Réfléchir, se séparer, déprimer (dans n'importe quel ordre)

Recueil de nouvelles sur les Séparations (affectives le plus souvent), une douzaine de portraits d'hommes dressés dans leur plus grande détresse.

Première nouvelle conventionnelle, séparation de couple, changement de sexualité.

A partir de "Mal de mère" (seconde nouvelle), la solitude des personnages devient plus prégnante. Et c'est une porte, un couloir noir qui semble sans fin, dans lequel Diaz va nous balancer (nous pauvre lecteur, on a rien demandé) comme dans un tunnel sombre jusqu'au bout du recueil.

Les personnages ont cette tendance à s'inventer des conversations, ce qui est tout à fait inattendu, à monologuer leur dialogues des heures durant, ce qui les rend inquiétants. "Voilà ce que je lui aurais dit, je lui aurais dit ça et ça..." etc. Ils ont tendance à s'inventer des futurs idéaux et à ressasser leurs erreurs passés, revenir sans relâche sur des scènes précises, mettre en scène leurs interlocuteurs dans leur imaginaire comme pour contrôler enfin un peu. Ils sont dans une sorte de déni romantique. Ils fantasment tout. Seuls. C'est dur à lire. Dans le sens : ça fiche un sacré coup de massue.
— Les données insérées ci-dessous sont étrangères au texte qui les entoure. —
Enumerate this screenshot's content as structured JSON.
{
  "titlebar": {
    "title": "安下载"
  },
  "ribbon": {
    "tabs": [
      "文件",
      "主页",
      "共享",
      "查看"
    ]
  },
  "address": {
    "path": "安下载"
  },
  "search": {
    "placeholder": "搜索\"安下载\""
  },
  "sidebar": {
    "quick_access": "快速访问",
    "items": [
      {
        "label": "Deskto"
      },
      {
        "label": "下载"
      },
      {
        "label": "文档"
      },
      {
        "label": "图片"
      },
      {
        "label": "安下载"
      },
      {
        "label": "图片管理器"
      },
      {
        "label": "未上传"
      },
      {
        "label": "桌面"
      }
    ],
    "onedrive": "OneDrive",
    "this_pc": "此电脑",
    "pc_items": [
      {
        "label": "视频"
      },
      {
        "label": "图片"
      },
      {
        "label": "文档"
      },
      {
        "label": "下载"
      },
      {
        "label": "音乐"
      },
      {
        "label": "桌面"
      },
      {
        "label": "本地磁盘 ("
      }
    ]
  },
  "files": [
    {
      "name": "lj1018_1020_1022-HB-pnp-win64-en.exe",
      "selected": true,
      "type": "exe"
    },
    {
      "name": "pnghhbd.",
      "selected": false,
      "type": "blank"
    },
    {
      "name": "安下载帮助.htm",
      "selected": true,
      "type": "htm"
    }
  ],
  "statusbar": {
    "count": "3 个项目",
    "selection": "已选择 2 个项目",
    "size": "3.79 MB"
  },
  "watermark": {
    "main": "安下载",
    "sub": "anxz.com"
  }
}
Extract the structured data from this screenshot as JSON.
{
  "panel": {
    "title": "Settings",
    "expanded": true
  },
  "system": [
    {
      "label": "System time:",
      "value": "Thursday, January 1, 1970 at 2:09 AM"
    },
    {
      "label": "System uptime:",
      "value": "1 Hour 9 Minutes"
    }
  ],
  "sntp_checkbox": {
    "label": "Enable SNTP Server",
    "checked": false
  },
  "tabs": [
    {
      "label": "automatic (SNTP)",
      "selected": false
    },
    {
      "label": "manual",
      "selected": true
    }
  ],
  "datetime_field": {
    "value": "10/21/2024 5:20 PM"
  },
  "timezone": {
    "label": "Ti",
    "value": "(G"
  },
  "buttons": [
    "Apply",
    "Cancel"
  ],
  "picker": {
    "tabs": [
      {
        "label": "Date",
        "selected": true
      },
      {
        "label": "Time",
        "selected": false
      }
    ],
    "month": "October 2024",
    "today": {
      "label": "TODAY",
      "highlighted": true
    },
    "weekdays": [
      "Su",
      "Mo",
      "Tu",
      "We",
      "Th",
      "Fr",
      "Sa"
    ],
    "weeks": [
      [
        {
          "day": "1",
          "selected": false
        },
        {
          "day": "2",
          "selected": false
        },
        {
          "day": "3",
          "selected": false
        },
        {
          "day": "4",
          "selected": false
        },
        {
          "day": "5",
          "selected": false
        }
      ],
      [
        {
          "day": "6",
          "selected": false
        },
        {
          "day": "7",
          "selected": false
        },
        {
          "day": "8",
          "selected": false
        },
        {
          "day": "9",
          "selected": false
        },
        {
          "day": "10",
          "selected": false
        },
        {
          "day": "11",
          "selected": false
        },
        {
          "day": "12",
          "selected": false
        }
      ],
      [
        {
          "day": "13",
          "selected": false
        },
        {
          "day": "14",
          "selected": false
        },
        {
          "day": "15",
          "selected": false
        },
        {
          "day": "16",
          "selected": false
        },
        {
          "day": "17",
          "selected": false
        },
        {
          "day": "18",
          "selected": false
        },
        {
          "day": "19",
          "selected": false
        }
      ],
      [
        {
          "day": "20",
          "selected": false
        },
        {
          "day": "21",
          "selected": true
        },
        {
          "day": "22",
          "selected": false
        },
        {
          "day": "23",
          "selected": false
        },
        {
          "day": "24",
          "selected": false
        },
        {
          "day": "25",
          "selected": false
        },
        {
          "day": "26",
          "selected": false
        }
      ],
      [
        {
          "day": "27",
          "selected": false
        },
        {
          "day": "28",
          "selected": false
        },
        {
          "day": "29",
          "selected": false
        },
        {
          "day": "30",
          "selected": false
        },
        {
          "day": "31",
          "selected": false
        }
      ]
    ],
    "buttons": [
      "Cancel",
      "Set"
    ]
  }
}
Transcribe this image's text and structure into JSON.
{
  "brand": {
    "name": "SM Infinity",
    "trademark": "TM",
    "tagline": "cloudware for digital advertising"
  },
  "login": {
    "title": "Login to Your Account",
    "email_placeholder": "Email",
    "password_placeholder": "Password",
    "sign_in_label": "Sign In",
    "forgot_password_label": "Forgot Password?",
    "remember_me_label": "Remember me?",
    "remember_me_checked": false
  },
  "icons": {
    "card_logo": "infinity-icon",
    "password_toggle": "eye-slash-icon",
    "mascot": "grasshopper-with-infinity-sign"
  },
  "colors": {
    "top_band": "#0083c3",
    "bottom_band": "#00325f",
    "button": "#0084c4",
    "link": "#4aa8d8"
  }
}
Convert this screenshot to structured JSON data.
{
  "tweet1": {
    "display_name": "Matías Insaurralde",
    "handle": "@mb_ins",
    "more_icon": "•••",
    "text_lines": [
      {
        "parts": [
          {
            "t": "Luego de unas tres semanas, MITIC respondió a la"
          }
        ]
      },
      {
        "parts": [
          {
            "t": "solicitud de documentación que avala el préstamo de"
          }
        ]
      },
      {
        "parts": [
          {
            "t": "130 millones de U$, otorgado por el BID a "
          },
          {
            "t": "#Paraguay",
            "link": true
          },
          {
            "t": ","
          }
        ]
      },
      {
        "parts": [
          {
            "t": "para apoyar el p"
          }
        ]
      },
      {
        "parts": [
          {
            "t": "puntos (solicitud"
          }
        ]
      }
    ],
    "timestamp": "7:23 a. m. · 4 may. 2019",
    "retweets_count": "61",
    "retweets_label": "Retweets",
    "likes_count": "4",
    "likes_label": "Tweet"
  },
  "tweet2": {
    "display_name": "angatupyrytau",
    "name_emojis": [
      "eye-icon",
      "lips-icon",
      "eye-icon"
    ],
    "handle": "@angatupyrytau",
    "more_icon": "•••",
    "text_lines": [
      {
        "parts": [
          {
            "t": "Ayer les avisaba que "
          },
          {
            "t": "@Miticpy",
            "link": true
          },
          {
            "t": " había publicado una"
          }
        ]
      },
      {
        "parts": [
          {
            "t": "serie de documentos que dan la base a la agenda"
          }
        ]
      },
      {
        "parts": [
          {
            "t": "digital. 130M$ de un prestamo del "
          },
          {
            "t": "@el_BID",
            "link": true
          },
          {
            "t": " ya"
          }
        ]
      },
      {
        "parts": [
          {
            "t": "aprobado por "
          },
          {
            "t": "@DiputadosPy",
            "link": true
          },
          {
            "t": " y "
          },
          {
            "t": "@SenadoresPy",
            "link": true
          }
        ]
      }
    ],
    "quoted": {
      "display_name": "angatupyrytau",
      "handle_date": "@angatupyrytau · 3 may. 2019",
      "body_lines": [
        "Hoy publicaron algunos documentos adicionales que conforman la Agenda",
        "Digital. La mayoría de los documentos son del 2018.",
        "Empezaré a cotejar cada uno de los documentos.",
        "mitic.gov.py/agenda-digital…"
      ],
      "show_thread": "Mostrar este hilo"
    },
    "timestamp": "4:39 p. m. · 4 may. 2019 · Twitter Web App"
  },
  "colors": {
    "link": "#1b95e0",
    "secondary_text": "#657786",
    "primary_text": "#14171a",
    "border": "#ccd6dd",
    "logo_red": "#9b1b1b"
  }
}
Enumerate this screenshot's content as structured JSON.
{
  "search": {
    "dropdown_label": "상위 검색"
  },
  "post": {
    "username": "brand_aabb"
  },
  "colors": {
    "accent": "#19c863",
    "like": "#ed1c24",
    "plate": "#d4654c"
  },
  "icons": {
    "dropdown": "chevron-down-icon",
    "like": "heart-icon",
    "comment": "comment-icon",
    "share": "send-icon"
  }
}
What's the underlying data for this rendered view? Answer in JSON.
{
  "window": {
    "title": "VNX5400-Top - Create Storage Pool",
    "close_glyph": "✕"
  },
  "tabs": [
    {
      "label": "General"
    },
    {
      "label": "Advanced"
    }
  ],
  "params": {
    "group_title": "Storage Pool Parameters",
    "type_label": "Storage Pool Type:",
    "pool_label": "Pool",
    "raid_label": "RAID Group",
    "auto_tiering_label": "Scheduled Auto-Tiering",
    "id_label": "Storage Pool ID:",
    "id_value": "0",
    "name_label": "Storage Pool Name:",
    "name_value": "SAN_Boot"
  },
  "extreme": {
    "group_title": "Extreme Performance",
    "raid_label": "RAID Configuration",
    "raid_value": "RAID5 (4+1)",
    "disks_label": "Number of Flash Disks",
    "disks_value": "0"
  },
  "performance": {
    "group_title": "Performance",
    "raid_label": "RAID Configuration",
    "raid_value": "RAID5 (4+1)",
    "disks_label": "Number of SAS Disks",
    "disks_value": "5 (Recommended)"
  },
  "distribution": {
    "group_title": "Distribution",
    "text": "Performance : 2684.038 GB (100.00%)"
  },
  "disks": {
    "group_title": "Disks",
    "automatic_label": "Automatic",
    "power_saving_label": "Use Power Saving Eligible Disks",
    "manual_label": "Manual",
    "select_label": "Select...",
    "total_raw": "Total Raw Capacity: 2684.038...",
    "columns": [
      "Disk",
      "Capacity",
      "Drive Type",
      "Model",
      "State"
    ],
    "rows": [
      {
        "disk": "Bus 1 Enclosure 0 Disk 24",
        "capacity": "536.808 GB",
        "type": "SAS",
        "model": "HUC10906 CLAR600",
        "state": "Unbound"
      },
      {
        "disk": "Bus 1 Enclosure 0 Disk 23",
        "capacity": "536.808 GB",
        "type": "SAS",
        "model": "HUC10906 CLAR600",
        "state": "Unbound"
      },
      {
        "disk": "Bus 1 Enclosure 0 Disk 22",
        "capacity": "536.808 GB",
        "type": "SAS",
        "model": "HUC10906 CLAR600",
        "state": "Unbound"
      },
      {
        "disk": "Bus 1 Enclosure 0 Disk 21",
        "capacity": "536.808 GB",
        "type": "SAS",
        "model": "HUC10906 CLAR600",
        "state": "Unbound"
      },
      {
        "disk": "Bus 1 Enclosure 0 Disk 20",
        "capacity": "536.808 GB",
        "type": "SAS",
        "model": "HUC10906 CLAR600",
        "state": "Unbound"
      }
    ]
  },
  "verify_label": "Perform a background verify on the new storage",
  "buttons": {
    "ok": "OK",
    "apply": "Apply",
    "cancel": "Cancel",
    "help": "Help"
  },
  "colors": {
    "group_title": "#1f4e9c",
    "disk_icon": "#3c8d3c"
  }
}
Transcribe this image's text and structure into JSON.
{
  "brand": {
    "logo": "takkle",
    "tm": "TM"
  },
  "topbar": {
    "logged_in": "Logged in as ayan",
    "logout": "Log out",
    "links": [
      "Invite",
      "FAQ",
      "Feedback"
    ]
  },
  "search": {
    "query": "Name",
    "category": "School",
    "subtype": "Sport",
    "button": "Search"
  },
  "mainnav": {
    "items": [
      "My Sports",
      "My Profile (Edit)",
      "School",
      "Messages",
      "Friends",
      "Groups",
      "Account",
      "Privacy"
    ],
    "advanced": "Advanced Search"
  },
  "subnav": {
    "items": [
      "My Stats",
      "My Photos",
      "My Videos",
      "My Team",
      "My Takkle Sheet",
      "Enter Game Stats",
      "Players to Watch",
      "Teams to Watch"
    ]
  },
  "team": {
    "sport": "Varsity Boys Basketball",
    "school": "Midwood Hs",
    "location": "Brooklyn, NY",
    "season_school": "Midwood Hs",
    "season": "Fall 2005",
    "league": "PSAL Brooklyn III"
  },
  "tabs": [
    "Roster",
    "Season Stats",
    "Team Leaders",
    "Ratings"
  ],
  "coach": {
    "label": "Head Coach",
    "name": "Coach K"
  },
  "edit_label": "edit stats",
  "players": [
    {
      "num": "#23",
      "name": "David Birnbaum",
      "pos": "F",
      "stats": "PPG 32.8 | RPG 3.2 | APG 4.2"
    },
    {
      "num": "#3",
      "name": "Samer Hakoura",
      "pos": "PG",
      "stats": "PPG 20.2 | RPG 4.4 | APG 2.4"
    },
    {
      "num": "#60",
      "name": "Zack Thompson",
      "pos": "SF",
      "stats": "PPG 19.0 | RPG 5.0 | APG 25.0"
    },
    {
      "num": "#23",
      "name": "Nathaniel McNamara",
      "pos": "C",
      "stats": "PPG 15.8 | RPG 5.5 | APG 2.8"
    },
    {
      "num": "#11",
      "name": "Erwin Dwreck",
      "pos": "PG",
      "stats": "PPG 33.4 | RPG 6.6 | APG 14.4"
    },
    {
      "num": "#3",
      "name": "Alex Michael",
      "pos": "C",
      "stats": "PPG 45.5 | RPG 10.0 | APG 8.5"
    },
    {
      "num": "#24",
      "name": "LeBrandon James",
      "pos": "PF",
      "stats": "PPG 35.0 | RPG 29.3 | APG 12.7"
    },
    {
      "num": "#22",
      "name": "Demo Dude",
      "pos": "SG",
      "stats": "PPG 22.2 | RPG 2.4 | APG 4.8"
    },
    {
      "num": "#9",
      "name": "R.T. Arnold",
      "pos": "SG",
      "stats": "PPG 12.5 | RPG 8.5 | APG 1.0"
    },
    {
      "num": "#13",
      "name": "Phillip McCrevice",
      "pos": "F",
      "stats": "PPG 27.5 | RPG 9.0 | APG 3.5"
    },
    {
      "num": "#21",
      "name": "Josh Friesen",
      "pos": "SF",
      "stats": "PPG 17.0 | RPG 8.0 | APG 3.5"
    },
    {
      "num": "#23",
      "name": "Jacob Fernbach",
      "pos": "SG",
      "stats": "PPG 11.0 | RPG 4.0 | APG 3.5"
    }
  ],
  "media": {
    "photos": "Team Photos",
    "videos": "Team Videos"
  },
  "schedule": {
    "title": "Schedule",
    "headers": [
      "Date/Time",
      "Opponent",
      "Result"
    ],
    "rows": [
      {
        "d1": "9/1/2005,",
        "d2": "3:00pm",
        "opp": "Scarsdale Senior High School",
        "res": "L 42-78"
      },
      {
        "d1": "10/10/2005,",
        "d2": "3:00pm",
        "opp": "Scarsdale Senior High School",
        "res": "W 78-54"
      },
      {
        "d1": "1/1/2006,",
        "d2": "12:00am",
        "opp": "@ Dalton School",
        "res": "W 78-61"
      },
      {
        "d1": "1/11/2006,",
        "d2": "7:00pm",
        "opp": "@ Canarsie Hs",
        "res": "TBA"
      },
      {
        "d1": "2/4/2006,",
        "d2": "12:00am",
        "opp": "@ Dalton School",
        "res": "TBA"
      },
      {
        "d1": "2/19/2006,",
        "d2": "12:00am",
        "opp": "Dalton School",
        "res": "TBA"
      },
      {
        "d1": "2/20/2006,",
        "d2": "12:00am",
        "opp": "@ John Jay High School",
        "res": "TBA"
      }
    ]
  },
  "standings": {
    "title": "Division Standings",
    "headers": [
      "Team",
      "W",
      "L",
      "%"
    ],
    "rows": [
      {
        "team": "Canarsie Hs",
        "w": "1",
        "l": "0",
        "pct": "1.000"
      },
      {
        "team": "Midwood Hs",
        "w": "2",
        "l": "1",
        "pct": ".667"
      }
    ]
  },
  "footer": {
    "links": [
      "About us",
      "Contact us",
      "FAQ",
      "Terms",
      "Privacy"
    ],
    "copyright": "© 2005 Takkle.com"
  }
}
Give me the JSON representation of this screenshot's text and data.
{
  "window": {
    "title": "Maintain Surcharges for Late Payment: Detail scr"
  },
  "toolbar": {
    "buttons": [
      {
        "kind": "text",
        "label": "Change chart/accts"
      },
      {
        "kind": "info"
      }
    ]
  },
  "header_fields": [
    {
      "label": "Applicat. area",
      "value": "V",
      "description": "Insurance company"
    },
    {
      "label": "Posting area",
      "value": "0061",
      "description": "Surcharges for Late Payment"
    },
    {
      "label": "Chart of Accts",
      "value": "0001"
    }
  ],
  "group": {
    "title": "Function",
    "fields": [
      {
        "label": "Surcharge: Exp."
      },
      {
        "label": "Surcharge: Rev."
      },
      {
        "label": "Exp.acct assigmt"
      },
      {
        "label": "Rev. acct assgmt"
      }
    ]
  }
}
On se dit "alors ces gens en sont-ils arrivés si loin qu'ils leur faut fermer les yeux sciemment et se laisser emporter dans le tourbillon (sans retour du déni ?) (Mal de Mère représente le cas pathologique, celui de la douleur qui fait perdre les pédales, à jamais semble-t-il, quand La Photo de Louise représente la misère affective ordinaire).

Et il y a même ces personnages si taiseux (je ne me rappelle plus la nouvelle) qui marchent ensemble, qui randonnent en silence et au lieu de se parler, se remémorent le passé, et projettent leur compagnon de marche dans une conversation qui ne se tient que dans leur esprit. C'est flippant, et pourtant, je le comprends car j'aime randonner, marcher, marcher sans se poser des questions, finalement entrer dans une sorte d'état de méditation, vaporeux, un peu là - on regarde où on met les pieds -, un peu ailleurs - l'esprit flotte au-dessus, retour sur soi, etc. Et pourtant à le lire, ça m'a semblé violent, ce refus du rapport à l'autre.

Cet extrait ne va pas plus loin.